Vingt-quatre heures de la vie d’une ville. Vingt-quatre heures singulières où des destins vont se croiser et se tisser alors que le pays tout entier vient d’apprendre le décès de Mandela. Sous nos  yeux,  une kyrielle de personnages s’ébattent dans Johannesburg endeuillée, comme autant de phalènes prises dans la lumière.

Virginia, Gin pour les intimes, est revenue à Joburg avec le projet d’organiser une grande fête qui rassemblerait tous les amis de sa mère à l’occasion de ses 80 ans.

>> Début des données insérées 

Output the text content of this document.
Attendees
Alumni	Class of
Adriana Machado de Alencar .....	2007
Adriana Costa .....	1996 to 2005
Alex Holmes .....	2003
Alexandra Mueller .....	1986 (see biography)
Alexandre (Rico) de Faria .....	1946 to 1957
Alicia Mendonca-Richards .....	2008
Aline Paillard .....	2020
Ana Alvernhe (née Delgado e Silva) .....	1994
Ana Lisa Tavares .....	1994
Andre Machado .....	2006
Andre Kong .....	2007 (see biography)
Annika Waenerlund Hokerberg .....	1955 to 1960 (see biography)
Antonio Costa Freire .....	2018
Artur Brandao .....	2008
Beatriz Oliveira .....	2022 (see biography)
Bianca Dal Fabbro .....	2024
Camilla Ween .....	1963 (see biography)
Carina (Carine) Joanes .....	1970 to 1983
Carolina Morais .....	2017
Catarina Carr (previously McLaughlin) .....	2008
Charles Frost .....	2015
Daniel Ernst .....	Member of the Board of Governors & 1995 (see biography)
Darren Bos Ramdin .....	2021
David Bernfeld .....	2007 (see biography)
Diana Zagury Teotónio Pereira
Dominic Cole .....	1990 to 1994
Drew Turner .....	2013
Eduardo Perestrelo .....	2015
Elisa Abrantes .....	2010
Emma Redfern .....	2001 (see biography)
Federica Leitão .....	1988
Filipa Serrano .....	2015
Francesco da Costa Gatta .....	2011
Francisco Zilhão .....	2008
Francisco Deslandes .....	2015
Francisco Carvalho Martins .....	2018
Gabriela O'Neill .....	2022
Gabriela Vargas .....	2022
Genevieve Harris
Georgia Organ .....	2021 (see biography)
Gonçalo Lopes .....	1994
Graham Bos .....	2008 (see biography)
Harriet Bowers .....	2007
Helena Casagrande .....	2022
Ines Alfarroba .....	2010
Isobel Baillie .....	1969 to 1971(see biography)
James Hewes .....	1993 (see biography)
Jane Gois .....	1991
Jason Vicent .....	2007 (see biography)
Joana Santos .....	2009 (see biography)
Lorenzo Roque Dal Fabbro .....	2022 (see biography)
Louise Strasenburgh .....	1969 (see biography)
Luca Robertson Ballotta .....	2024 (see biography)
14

Une vraie gageure pour celle qui, à juste titre, se pense dépourvue de tout talent d’ordre domestique.  Est-ce pour tenter d’effacer quelque peu sa culpabilité de n’avoir pas été « plus pleinement fille » et d’avoir obligé sa mère « à défendre ses choix en son absence » ? Celle  qui s’est enfuie à New-York pour tenter de vivre de son art, à cause de cette « intelligence blanche et tuberculeuse, de l’arrogance de presque tous les gens à qui elle avait jamais eu à parler », pour échapper à « cette infinie vacuité » à laquelle elle était destinée à rattacher sa propre vie est de retour et flotte à la recherche de quelque chose de solide à quoi se raccrocher, comme « une étoile affranchie de la pesanteur, de toute orbite, n’ayant plus sa place dans aucune constellation. »

« Maman, je me noie ici. Tu ne t’en rends pas compte ? » Ce dont se rend compte Neve, c’est que sa fille est autoritaire, butée, et « bien trop intelligente pour que ça ne lui joue pas des tours ». Dans une ville en proie à la ferveur et au chagrin, dans l’attente de l’orage qui ne manquera pas comme chaque jour à seize heures de se déverser dans les rues, Gin affronte quelques fantômes du passé, un fiancé laissé derrière elle, et ses peurs les plus viscérales. La violence n’est-elle pas tapie au coin de chaque rue, prête à la happer si la moindre faille se faisait dans ces hauts murs qui cernent chacune des résidences des quartiers blancs ?

 En contrepoint de l’errance de Gin, devant le Diamond, bâtiment emblématique du pouvoir et de ses exactions, un homme au visage mutilé réclame justice en brandissant sa pancarte dans l’indifférence générale. Pris malgré lui dans la répression sanglante d’une manifestation de mineurs, September, SDF rescapé de ce massacre perpétué au nom de l’ordre, est la figure de l’exclu, traité comme un invisible mais porteur d’une voix aussi poétique que singulière soulignant les ambivalences de la ville comme du pouvoir post apartheid.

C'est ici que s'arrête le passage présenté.